Contenu du sommaire : Ethnicisation des États-Unis ?

Revue Migrations société Mir@bel
Numéro vol. 35, no 193, juillet-septembre 2023
Titre du numéro Ethnicisation des États-Unis ?
Texte intégral en ligne Accès réservé
  • Éditorial

  • Ethnicisation des États-Unis ? Enjeux d'une lutte de reconnaissance

    • Ethnicisation des États-Unis ? : Enjeux et place des groupes minoritaires - Marie-Christine Michaud p. 15-26 accès réservé avec résumé
      Aux États-Unis, la présence de groupes minoritaires distincts, ethniques ou raciaux, issus de l'immigration atteste l'échec du Melting Pot, d'où les efforts d'une partie de la population anglo-américaine, la plus conservatrice, pour protéger ses institutions nationales, son identité et sa « race ». Ces différents groupes minoritaires, migrants involontaires — comme les esclaves noirs — ou volontaires, dans l'espoir de profiter des opportunités offertes par les États-Unis (notamment ceux venus d'Europe du Sud à partir du milieu du XIXe siècle et d'Amérique latine depuis les années 1960), ont participé à la construction de la nation.

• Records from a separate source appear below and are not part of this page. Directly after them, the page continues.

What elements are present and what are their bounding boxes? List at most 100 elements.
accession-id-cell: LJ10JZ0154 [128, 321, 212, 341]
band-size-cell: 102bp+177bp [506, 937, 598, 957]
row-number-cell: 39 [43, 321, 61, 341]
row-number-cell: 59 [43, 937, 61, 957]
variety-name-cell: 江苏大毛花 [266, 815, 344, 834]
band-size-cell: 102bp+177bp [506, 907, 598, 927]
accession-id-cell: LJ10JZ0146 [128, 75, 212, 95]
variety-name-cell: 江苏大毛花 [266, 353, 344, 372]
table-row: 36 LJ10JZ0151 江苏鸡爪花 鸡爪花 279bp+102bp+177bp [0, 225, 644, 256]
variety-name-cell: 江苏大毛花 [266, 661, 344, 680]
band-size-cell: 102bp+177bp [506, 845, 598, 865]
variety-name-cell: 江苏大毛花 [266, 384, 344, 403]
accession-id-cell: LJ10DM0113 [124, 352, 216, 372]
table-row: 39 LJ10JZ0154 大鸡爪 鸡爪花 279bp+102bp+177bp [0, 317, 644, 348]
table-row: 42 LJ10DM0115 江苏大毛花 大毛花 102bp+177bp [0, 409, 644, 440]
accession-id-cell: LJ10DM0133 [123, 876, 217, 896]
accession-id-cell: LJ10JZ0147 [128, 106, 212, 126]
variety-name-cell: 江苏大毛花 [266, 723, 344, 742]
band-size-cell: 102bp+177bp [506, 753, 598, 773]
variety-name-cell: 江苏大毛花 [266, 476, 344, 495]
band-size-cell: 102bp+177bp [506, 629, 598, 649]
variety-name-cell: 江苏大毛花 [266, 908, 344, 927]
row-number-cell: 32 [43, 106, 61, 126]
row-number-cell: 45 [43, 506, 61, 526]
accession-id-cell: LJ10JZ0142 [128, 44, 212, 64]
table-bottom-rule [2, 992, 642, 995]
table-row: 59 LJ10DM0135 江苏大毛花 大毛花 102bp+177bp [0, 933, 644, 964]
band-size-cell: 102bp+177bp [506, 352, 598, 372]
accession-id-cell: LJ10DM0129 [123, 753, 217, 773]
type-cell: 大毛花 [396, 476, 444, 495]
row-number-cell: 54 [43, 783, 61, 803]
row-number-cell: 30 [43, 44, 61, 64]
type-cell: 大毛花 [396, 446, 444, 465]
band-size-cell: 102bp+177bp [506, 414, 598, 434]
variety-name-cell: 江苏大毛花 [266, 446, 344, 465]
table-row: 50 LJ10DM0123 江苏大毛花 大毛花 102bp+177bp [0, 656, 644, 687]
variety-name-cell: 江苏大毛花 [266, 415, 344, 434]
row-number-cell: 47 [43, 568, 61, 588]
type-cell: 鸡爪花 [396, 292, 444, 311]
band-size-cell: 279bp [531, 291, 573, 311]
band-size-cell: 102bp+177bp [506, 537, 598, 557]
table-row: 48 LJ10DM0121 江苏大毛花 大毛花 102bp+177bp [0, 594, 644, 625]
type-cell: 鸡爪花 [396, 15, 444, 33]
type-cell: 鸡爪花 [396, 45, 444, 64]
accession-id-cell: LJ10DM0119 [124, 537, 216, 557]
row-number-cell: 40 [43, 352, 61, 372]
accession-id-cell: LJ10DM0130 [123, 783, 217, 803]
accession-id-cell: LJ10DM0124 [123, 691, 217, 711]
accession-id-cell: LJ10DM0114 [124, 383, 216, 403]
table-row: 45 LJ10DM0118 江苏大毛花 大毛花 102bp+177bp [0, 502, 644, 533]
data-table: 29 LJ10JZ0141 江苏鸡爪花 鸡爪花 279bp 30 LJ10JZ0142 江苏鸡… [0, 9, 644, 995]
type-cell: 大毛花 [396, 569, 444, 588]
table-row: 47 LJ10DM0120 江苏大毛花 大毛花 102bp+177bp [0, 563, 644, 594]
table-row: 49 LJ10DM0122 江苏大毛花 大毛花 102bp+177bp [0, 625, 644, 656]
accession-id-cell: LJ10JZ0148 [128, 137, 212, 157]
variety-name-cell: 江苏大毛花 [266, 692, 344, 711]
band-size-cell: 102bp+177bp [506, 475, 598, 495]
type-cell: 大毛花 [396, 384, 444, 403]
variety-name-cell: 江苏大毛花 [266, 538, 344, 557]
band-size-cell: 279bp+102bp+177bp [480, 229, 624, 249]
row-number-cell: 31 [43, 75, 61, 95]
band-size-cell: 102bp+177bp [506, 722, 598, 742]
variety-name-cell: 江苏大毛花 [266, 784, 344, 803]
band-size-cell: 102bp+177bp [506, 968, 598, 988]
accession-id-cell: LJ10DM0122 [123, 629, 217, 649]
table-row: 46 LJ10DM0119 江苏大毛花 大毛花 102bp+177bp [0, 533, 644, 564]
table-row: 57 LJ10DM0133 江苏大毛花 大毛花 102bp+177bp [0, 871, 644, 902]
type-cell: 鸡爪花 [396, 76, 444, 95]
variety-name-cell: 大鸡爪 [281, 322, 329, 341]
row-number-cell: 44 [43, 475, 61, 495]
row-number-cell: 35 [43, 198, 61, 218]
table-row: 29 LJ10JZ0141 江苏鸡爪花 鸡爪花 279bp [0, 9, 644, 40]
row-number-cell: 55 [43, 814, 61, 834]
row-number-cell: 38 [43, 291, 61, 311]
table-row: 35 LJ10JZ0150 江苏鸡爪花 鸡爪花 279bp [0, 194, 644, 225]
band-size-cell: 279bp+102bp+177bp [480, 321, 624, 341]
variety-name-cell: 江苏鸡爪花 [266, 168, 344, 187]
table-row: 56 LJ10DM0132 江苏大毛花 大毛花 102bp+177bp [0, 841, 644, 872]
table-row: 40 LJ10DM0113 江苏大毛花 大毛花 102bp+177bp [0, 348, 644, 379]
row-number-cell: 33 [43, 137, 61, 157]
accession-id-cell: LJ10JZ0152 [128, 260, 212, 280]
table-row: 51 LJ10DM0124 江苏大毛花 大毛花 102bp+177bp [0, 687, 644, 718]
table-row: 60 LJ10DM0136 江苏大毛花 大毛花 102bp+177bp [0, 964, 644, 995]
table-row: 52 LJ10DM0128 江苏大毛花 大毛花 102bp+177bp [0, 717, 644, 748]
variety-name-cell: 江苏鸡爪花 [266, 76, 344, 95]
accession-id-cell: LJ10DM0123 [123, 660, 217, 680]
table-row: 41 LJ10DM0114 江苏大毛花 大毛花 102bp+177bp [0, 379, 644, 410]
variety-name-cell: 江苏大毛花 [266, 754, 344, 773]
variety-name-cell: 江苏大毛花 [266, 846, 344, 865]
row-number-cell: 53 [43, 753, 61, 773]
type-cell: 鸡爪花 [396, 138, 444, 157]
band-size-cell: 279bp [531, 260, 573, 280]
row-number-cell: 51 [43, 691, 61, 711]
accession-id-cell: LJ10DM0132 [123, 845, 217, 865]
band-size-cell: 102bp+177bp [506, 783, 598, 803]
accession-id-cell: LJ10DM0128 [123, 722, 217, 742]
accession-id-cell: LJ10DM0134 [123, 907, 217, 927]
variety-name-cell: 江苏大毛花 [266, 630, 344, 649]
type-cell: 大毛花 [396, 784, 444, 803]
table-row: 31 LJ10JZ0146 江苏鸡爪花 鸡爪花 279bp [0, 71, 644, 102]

Ils ont alors cherché à faire reconnaître leur contribution à son développement. Leur présence a induit un processus d'ethnicisation de la société états-unienne, c'est-à-dire un processus par lequel ces groupes exercent une influence sur la société. En effet, les États-Unis ne peuvent pas se réclamer d'une identité monolithique, d'une culture uniforme, ce qui fait la spécificité de la société états-unienne en tant qu'objet d'étude. Ce dossier, grâce à quelques exemples choisis, apporte un éclairage inédit sur le processus d'ethnicisation des États-Unis issu de la quête de reconnaissance de certains groupes. Les deux premiers chapitres analysent l'influence d'Européens à New York (Néerlandais et Italiens) ; les deux suivants étudient l'impact de groupes encore peu visibles mais interagissant avec la société états-unienne, les Arméniens et les Tibétains ; puis deux études, l'une plutôt culturelle et l'autre artistique, montrent comment les Noirs américains mènent leur lutte de reconnaissance socio-raciale. Tous ces groupes ont participé, et continuent de le faire, à la construction de la nation états-unienne à travers un processus d'ethnicisation.
    • « The Gallant Old Dutchman » : Pieter Stuyvesant, un père fondateur néerlandais pour New York ? - Virginie Adane p. 27-44 accès réservé avec résumé
      Au XIXe siècle, la ville de New York connaît d'importantes transformations économiques et démographiques, liées au développement du port et à plusieurs vagues migratoires successives. Cet article propose d'orienter le regard vers les descendants de l'ancienne élite coloniale et leur repli culturel face à ces transformations. À partir de l'étude des productions historiographiques sur la Nouvelle-Néerlande et de leur matérialisation dans l'espace public entre la fin du XIXe siècle et le début du XXe, il s'agira d'envisager la façon dont la figure de Pieter Stuyvesant, dernier directeur général (ou gouverneur) de la Nouvelle-Néerlande (entre 1647 et 1664), s'est progressivement affirmée comme un symbole ethnicisé des origines néerlandaises de la ville, catalysant entreprises puis débats mémoriels à New York.
    • Le pont Verrazano : un symbole de la lutte des Italo-Américains pour leur reconnaissance - Marie-Christine Michaud p. 45-60 accès réservé avec résumé
      À New York, l'édification au début des années 1960 du pont Verrazano-Narrows, qui relie Staten Island à Brooklyn, fut une occasion pour les Italo-Américains de la région de mener une lutte pour faire reconnaître la contribution de leur groupe ethnique à l'essor de la ville. Ils menèrent alors campagne afin que le pont fût baptisé du nom du navigateur italien Giovanni da Verrazano qui, en 1524, avait découvert la baie de New York. Pour cette communauté, l'enjeu était de faire évoluer la façon dont elle était perçue au sein de la société états-unienne. Les migrants italiens, massivement venus d'Italie du Sud et de Sicile au tournant des XIXe et XXe siècles, furent longtemps discriminés. Leurs descendants, les Italo-Américains qui assistèrent à la construction du pont, saisirent cette opportunité pour mettre en avant une filiation nationale avec le navigateur et, par conséquent, leur apport à l'histoire des États-Unis ainsi que leur légitimité à prendre part à la mémoire collective, cette démarche s'inscrivant dans la lutte pour leur reconnaissance par les Anglo-Américains.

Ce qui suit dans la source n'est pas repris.